Mesleki Rehberlik Nedir?

-Bireyin Kendini Tanıması

-Bireyin Meslekleri (özellikle seçeceği mesleği) etraflıca tanıması

-Kendisindeki nitelik ve şartlar ile mesleğin gereksinimlerini birbirine uygulaması

Mesleki Rehberlik Nedir? Mesleki rehberlik ve yöneltme, bireylerin türlü ´´meslekleri tanımaları´´ ve ´´kendi kişisel özelliklerini'' tanımaları ve bu bilgilerin ışığında kendilerine en uygun olan meslekleri seçmeleri, sürecidir. Mesleki psikolojik danışma ise bu amaçla yapılan ´´bireysel´´ ya da ´´grupla´´ psikolojik danışma hizmetleridir. Bu anlamda, rehberlik ve yöneltme bireye kendisi hakkında ve çevresindeki olanaklar ve meslekler hakkında bilgi sahibi olmasına, doğru ve yerinde kararlar verebilmesine yardım olarak tanımlanabilir.

Örgütlenmiş okul rehberlik hizmetlerinin bir boyutu olan ´´bilgi verme servisi´´, bireyi çevresinden haberdar etme görevini yürütür. Birey, kendi hakkındaki bilgileri de rehberliğin ´´Bireyi Tanıma´´ servisi yardımı ile edinir. Bireyi tanıma teknik ve yöntemleri ´´Bireyi Tanıma Teknikleri´´ kitabında (Özgüven 1998) ayrıntılı olarak anlatılmıştır. Birey rehberlik ve psikolojik danışmanın katkısı ile ´´kendisi´´ ve ´´meslek´´ ile ilgili bilgileri birleştirir, analiz eder, değerlendirir, çözümler üretir, sonuçları ´´meslek´´ veya ´´iş´´ seçme kararında kullanır. Aldığı kararı uygulamak için gerekli önlemleri yerine getirir. Alınan karar ne kadar ayrıntılı bilgiye dayanırsa, o derecede karara uygun ve geçerli olma olasılığı da artar.

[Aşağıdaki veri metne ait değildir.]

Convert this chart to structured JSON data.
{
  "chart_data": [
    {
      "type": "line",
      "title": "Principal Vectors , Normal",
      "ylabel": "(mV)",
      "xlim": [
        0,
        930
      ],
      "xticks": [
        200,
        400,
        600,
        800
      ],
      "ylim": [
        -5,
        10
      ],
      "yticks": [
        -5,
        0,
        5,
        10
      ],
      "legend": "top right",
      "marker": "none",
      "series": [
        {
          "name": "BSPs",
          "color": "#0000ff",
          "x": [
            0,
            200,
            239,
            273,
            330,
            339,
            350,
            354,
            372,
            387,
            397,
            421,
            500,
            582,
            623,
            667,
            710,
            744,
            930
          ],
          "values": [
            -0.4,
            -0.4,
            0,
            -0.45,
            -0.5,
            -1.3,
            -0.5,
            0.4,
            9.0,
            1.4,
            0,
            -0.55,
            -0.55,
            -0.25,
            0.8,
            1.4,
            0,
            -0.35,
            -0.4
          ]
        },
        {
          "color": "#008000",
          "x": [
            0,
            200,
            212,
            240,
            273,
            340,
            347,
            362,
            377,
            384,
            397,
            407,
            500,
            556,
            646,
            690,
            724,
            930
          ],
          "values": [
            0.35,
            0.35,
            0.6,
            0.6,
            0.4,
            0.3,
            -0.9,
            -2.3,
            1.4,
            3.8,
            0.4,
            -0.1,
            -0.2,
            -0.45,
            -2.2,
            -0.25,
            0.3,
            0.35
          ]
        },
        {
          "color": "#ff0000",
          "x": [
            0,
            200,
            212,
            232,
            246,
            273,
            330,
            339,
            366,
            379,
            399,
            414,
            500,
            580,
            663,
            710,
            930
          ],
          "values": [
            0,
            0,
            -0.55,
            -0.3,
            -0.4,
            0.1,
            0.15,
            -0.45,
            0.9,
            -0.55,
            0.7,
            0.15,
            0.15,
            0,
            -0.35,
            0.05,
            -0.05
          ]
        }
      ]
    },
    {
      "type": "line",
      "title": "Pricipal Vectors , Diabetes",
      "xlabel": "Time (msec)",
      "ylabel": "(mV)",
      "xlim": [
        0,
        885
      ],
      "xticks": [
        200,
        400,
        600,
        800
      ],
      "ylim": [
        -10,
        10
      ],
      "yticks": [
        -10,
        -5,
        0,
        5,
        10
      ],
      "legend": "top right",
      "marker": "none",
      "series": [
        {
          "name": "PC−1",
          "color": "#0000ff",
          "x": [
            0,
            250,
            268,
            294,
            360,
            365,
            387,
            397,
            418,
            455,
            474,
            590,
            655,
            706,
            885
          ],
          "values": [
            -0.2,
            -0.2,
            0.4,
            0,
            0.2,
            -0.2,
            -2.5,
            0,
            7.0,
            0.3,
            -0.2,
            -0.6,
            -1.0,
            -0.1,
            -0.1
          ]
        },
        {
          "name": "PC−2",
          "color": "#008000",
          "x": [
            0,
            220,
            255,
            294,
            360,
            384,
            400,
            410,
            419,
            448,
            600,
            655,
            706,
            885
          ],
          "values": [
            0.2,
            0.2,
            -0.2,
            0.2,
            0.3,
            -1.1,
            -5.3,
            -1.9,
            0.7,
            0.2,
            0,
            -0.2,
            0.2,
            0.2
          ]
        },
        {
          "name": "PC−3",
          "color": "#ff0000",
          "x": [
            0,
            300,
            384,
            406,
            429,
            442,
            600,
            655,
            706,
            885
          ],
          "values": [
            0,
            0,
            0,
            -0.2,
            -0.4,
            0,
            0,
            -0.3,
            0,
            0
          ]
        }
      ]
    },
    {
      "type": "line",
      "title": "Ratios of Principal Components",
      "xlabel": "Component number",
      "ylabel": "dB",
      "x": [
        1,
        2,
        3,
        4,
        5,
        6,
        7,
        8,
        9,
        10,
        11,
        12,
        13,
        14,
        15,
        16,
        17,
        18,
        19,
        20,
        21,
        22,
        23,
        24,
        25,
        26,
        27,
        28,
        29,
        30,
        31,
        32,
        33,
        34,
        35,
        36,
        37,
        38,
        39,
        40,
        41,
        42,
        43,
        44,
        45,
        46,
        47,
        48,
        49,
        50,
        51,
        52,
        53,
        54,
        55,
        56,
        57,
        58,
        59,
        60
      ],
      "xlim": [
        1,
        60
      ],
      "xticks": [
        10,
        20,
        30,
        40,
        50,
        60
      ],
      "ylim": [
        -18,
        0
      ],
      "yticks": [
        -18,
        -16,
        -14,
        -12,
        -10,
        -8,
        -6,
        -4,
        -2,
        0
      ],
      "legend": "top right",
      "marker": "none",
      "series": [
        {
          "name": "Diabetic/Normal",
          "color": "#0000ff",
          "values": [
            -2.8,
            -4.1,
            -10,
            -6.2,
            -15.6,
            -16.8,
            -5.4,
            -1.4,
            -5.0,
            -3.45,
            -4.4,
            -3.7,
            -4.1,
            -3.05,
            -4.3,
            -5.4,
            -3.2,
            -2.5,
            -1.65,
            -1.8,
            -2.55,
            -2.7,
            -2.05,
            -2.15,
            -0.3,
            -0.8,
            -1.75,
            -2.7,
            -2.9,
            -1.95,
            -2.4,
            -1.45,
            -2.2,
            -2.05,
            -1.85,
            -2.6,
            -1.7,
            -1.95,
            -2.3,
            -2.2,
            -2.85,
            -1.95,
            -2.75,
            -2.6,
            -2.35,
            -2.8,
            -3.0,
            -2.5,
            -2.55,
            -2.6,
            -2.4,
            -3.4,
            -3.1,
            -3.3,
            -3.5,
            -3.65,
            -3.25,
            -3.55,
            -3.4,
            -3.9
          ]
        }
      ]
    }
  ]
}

Danışmanın bilgileri analiz etme, değerlendirme, bilgi verme ve yorumlama işlevinin, kişinin bireysel kararına yardımcı teknik bir hizmet olduğu gözden uzak tutulmamalıdır. Rehberlik, bireye rağmen birey hakkında kararlar almak değil, bireyin uygun kararlar almasında yardımcı olmaktır.

Meslek Seçmede Bilgi Kaynakları

Bir ´´karar verme´´ süreci olan meslek seçiminin ilk iki aşaması, ´´bireyin kendisi´´ ve ´´meslek alanı´´ ile ilgili geçerli bilgilerin sağlanmasını gerektirir. Meslek seçimi kararına götüren üçüncü aşaması ise, ´´bireye ilişkin kişisel niteliklerle, olası mesleklerin gerektirdiği nitelikler ve koşullar arasında bağıntı kurulması seçeneklerin belirlenmesi ve birey için en uygun olacak meslek tercihinin kararlaştırılmasıdır.

´´Bireylere ilişkin bilgiler çeşitli psikolojik testler, bireyin ´´kendisini anlatmasına dayanan teknikler, gözlemsel teknikler ve durumsal testler gibi teknik ve yöntemler kullanılarak süreklilik ilkesi içinde toplanmaktadır. Bu bilgiler öğrencinin kişisel dosyasında veya bilgisayarların kullanılması halinde ´´disketlerde saklanır.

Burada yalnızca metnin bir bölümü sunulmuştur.